We turn right at the corner, past tees four and five at the junior golf course, on toward the park. Spring’s dandelions have given way to white clover. Wildflowers, something purple and lupine-like, edge the brook, and the air is tinged with the sweet-savory scents of pine and wood smoke.
At the park’s entrance a photographer is shooting pictures of a mother and son. The boy, he looks about seven or eight, wears Harry Potter glasses and clutches a bunch of white daisies, a prop. I want to stay and watch, but he looks miserable, buttoned into a polo and kakis on this muggy, mosquitoey night. The photographer and mom are working hard to lighten the mood, so I walk on.
Under the bandstand the jugglers have gathered to do their thing. I usually catch glimpses of their spinning hoops from a distance, flashes of neon, contained chaos, but tonight Josie and I depart from our usual routine and we sit on a bench. She pants in the shade at my feet as I swat mosquitoes.
Onstage a young woman practices a rhythmic dance with two neon yellow hoops, rolling one down the length of her arm, skipping bare feet through the other. She’s good, graceful and athletic, the props light in her hands.
Behind her, a lanky man tips his head back and balances a long stick on his chin, red plastic plate spinning over his head. He holds out his arms and steps left and right, forward and back, his movements accelerating until the stick tips and the plate falls.
Another man juggles six, maybe eight, balls — they are circling too fast to count – while he chats with a man lounging on a bench a few rows ahead of me.
“There’s a difference between knowing and understanding,” the juggler explains, his eyes steady on one spot, focusing. “Understanding happens when it becomes a part of you.” The balls make soft pats like the steady, quick drip of a bathroom faucet as they land in the palms of his hands.

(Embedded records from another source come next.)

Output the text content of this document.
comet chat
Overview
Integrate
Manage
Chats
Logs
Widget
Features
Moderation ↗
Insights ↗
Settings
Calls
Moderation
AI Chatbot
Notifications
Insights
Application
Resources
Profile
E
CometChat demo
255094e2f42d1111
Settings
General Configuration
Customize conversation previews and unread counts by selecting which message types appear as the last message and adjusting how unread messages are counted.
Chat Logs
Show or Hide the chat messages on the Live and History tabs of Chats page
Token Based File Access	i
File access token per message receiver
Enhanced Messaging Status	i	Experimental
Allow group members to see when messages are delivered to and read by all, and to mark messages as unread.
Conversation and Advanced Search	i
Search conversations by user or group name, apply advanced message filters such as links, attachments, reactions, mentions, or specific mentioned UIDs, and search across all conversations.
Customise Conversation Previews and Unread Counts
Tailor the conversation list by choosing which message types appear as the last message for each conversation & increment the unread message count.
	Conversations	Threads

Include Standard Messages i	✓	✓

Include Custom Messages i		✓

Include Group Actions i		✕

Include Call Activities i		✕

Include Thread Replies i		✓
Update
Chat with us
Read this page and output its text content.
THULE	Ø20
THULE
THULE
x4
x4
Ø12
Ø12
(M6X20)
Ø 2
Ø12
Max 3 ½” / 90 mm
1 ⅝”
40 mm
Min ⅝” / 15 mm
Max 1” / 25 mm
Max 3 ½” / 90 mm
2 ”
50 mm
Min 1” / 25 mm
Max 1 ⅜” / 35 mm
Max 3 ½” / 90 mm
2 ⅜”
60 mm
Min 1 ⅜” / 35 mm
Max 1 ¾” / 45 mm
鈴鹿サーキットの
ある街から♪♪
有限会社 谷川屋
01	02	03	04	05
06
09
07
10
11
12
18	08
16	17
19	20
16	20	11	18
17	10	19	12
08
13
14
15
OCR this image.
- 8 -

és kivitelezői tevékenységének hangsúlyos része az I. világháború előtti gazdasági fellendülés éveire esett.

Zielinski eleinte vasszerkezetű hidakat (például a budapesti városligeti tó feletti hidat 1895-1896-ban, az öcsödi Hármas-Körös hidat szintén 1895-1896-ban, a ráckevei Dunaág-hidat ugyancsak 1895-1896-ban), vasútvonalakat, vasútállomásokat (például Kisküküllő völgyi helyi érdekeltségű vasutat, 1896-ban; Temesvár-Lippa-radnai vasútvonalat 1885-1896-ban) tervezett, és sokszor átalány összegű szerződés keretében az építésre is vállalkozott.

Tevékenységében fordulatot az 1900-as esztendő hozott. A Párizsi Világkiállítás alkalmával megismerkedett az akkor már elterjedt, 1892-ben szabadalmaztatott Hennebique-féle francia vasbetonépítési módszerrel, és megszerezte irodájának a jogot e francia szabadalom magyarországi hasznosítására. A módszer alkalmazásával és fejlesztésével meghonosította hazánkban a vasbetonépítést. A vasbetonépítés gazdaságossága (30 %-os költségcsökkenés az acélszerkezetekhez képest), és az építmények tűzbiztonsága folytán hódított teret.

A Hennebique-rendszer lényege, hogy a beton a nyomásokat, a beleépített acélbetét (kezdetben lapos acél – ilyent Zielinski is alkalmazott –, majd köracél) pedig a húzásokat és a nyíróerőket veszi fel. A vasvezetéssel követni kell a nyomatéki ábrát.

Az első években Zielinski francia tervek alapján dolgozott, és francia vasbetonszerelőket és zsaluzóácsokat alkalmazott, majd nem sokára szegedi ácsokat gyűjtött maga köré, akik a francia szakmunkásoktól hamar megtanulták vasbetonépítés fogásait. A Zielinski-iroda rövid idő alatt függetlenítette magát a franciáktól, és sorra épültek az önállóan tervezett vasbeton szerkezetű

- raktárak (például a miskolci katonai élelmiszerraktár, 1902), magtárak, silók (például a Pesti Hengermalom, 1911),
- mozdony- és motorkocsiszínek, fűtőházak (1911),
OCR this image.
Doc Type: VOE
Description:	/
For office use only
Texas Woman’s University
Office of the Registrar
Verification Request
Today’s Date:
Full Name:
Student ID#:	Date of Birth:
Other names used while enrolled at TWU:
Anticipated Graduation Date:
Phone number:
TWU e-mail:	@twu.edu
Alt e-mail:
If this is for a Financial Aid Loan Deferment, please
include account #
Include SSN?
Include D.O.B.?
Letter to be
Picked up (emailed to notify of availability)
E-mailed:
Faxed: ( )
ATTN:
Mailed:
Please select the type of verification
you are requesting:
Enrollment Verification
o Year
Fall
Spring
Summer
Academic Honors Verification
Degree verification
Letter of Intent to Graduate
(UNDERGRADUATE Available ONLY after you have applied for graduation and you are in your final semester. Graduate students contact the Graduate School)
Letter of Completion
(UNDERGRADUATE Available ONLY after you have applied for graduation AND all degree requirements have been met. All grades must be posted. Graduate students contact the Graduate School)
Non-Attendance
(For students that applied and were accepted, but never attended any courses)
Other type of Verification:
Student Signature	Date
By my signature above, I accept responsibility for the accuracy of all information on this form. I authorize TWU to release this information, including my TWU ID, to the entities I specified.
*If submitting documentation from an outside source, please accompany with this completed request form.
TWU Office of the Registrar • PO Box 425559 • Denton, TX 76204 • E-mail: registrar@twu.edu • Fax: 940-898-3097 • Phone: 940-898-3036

“It’s more about looking at the pattern, at the shape of the pattern, rather than at the individual balls,” he says, eyes on the sky as the balls wheel. “And it’s about how I feel,” he adds, as two of the balls land with a quiet plunk at his feet. His companion nods, hands stuffed into his pockets.
I watch for a few minutes more – the young woman with the yellow hoops, the man balancing the spinning red plate, the jugglers with their bright pins. It’s a cacophony of individual movement and energy, yet somehow, all together, it’s also a fluid, communal dance. Like the juggler had said, there’s a pattern there, a wholeness amid all that whirling, individual motion.